Experts agree that obesity prevention should begin before children enter school. But due to a lack of conclusive data, health care providers often have trouble advising parents about which interventions are the most beneficial. A new study soon to be published in The Journal of Pediatrics suggests that limiting prolonged bottle use in children may be an effective way to help prevent obesity.
Dr. Robert Whitaker and Rachel Gooze of the Center for Obesity Research and Education at Temple University, and Dr. Sarah Anderson of The Ohio State University College of Public Health, analyzed data from the Early Childhood Longitudinal Study, Birth Cohort, a large national study of children born in 2001. They analyzed data from 6750 children to estimate the association between bottle use at 24 months of age and the risk of obesity at 5.5 years of age.
Of the children studied, 22% were prolonged bottle users, meaning that at 2 years of age they used a bottle as their primary drink container and/or were put to bed with a calorie-containing bottle. Nearly 23% of the prolonged bottle users were obese by the time they were 5.5 years old. "Children who were still using a bottle at 24 months were approximately 30% more likely to be obese at 5.5 years, even after accounting for other factors such as the mother's weight, the child's birth weight, and feeding practices during infancy," Dr. Whitaker notes.

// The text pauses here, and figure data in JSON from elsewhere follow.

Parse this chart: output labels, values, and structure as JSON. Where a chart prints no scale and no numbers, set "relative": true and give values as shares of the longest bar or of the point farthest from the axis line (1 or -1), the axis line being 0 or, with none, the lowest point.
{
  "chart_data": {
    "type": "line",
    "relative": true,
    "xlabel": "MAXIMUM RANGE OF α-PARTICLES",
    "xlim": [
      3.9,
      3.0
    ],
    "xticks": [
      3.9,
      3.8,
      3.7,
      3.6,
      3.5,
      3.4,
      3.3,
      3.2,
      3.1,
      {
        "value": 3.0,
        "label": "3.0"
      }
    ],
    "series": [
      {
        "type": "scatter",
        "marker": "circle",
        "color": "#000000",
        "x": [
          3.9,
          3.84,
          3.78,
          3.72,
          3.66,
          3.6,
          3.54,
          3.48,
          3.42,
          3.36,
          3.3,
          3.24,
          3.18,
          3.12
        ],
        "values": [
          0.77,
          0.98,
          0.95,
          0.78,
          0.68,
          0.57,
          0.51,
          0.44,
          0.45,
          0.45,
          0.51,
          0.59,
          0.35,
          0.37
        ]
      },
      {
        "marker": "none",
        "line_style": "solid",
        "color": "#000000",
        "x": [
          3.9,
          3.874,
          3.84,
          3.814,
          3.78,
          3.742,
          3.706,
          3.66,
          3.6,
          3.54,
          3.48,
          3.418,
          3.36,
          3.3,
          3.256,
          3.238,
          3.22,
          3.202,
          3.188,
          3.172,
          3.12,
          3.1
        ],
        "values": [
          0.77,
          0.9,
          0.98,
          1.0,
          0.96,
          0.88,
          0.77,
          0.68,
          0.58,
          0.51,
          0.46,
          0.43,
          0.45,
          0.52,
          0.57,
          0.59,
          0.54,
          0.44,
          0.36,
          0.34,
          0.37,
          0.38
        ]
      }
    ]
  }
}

Drinking from a bottle beyond infancy may contribute to obesity by encouraging the child to consume too many calories. "A 24-month-old girl of average weight and height who is put to bed with an 8-ounce bottle of whole milk would receive approximately 12% of her daily caloric needs from that bottle," Rachel Gooze explains. She notes that weaning children from the bottle by the time they are 1 year of age is unlikely to cause harm and may prevent obesity. The authors suggest that pediatricians and other health professionals work with parents to find acceptable solutions for stopping bottle use at the child's first birthday.